La seriedad de la elección es difícil de transmitir a cualquiera que no la haya experimentado. Un niño con cinco centavos estaba tomando decisiones importantes. Cada centavo era una unidad discreta de placer y la pregunta era cómo maximizar el placer total en cinco unidades. ¿Deberías gastar los cinco centavos en el mismo tipo de dulce que sabías que amaba? ¿O distribuirlos en cinco variedades diferentes por el simple hecho de variar? ¿Debería optar por los dulces que parecían más grandes (y, por lo tanto, tenían el mejor valor por volumen) o los que sabían mejor independientemente del tamaño? ¿Deberías ahorrar un centavo para una botella de cera llena de líquido azucarado o usarlo para una Mary Jane extra? Las matemáticas eran simples. La decisión fue todo lo contrario.

Cuando finalmente hacía su elección, el tendero recogía las piezas, las metía en una pequeña bolsa de papel marrón y la entregaba al otro lado del mostrador. La bolsa estaba caliente por la mano del tendero. Los dulces que había dentro eran tus dulces, pagados con tu propio dinero, elegidos por tu propia deliberación. Salir de la tienda con ese bolso fue una de las experiencias más genuinas de agencia y propiedad disponibles para un niño pequeño. Te habías ganado el caramelo (o tus padres te habían dado la moneda de cinco centavos como paga, o tu abuelo te la había entregado con un guiño), lo habías seleccionado y ahora era tuyo. Ninguna persona lo había elegido por ti. Ninguna persona te había dicho qué tipos eran buenos y cuáles malos. La bolsa fue completamente tu proyecto y el contenido fue completamente tu logro.

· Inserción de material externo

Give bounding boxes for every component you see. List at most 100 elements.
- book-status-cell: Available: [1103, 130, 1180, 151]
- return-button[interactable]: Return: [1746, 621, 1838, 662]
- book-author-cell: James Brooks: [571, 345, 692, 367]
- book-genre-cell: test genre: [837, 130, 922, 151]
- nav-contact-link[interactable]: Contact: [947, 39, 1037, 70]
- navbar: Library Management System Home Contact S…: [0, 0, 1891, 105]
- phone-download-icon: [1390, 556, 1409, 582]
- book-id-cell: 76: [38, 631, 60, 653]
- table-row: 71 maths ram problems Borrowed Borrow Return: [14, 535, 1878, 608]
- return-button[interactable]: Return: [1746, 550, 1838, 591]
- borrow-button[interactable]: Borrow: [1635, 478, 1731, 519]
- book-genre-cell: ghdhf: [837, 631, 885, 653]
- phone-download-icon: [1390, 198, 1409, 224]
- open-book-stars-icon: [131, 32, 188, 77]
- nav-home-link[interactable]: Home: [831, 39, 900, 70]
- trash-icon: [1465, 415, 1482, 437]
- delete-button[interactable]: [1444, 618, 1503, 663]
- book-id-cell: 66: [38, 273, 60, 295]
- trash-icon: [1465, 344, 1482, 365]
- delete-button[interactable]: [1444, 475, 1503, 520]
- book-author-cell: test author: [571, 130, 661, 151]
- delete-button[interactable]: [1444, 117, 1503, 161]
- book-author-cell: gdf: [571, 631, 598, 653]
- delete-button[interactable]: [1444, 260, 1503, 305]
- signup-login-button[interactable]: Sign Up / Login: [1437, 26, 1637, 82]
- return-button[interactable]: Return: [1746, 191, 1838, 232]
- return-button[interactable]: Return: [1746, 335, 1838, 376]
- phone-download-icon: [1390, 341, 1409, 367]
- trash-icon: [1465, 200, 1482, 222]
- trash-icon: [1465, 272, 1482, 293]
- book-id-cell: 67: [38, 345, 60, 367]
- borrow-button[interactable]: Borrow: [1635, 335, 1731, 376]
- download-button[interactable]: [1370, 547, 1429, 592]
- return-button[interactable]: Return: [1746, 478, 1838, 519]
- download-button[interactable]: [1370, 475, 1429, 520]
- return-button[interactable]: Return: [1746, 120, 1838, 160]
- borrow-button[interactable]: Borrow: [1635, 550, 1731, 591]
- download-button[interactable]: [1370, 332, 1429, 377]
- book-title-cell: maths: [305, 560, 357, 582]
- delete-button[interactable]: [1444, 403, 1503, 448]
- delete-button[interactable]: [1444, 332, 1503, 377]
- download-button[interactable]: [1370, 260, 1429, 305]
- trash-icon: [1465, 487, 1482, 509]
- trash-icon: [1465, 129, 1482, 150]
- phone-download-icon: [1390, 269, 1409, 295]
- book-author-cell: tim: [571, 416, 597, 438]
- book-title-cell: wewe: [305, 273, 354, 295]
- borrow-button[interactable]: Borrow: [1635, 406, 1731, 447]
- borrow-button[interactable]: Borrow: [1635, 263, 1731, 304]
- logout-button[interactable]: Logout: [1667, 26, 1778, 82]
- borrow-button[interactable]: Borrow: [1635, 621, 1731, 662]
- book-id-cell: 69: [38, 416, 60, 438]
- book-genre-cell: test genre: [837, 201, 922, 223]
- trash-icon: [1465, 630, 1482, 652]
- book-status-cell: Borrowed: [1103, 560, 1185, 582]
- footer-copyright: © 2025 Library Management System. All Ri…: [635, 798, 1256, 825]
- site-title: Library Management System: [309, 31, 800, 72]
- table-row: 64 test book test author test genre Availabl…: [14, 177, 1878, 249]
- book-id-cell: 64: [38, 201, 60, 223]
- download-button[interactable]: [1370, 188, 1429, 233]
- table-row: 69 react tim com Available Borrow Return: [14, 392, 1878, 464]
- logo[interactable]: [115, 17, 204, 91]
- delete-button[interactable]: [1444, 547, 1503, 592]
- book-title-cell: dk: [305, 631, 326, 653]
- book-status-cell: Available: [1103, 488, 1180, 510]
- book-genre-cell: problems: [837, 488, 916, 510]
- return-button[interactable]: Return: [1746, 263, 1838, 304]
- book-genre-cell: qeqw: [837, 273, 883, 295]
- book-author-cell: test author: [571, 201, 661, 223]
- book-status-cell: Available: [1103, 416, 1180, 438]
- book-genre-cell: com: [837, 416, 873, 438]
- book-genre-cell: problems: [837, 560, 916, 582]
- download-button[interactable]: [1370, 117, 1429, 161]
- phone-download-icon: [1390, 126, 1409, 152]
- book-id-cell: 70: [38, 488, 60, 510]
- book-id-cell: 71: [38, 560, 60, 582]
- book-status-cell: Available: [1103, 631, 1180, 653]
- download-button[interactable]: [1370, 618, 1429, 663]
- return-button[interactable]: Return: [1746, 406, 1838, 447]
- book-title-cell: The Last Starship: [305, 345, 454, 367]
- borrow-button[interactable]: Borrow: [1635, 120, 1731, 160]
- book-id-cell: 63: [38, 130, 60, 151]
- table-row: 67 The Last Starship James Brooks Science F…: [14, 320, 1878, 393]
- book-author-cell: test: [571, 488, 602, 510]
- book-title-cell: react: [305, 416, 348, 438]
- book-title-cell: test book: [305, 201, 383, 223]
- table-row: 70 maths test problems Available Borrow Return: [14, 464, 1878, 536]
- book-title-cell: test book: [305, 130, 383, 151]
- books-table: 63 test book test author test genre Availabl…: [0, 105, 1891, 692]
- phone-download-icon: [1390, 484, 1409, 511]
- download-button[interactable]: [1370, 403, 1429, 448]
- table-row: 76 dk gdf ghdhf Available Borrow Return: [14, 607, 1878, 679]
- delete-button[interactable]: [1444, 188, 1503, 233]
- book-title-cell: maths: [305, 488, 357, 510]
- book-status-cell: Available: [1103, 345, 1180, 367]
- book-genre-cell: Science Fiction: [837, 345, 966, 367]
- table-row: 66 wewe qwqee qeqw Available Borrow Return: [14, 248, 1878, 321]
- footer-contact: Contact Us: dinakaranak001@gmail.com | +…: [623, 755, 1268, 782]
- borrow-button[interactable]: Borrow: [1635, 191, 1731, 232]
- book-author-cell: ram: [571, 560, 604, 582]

La variedad de dulces disponibles en una típica tienda de dulces de un centavo en las décadas de 1950 y 1960 era extraordinaria, y la mayoría de esos dulces han desaparecido por completo de las tiendas de comestibles estadounidenses modernas. Aquí hay un inventario incompleto de lo que pudo haber encontrado en los frascos en el mostrador.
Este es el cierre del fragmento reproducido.